A highly sensitive camera from Andor Technology that enables scientists to map a genome in only a few hours has been shortlisted as a finalist for the 2012 Royal Academy of Engineering MacRobert Award.
The MacRobert Award is the UK’s longest running and most prestigious engineering prize. The other two finalists are JBA Consulting for its flood risk modelling system and Jaguar Land Rover for its concept car.
Andor Technology’s Neo sCMOS scientific digital camera allows researchers to capture high resolution pictures of single cells and molecular structures with high accuracy, low background noise and at a fast frame rate (30-100 images per second). The Neo project is part financed by the European Regional Development Fund under the European Sustainable Competitiveness Programme for Northern Ireland.
With applications from cellular to interstellar across the spectrum of medical, genetic, biomedical engineering, space and solar research, the Neo sCMOS is an enabling technology for super-resolution microscopy, which allows scientists to observe processes at a (20nm) cellular or molecular level more easily and cost effectively. Among other things this will enable the sequencing of entire human genomes within a matter of hours.
The winner will be announced on 26 June at the Academy’s Awards Dinner and receive a gold medal plus £50,000 cash prize. The 2012 finalists were selected from a long list of over 40 nominations, drawn from every field of contemporary engineering.
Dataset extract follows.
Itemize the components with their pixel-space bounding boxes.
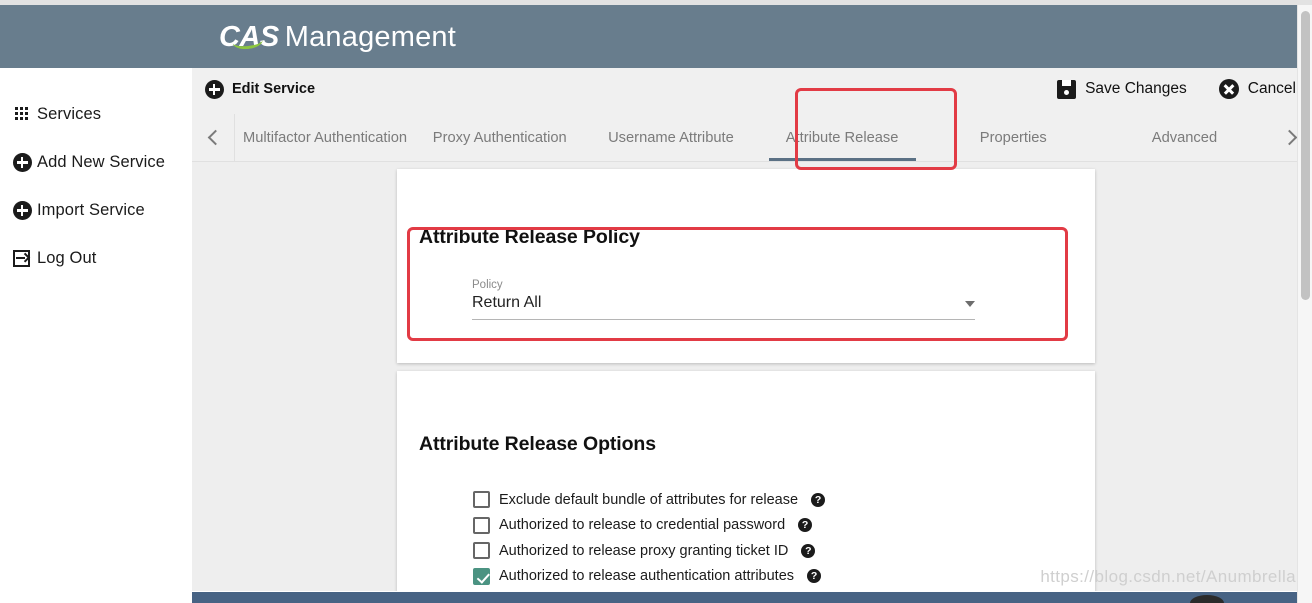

Although the shortlisted innovations are very different from one another, the three are similar in that they were developed in the UK to create future-facing products which have opened up new markets and achieved international sales success.
John Robinson FREng, Chair of the MacRobert Award judging panel, said: ‘We have been bombarded with bad news about the economy in the last few years, so it is all the more encouraging to see three such innovative and successful companies doing so well in very different sectors. There is great engineering like this going on all over the UK and we are delighted to have three of the best examples shortlisted for the MacRobert Award this year.’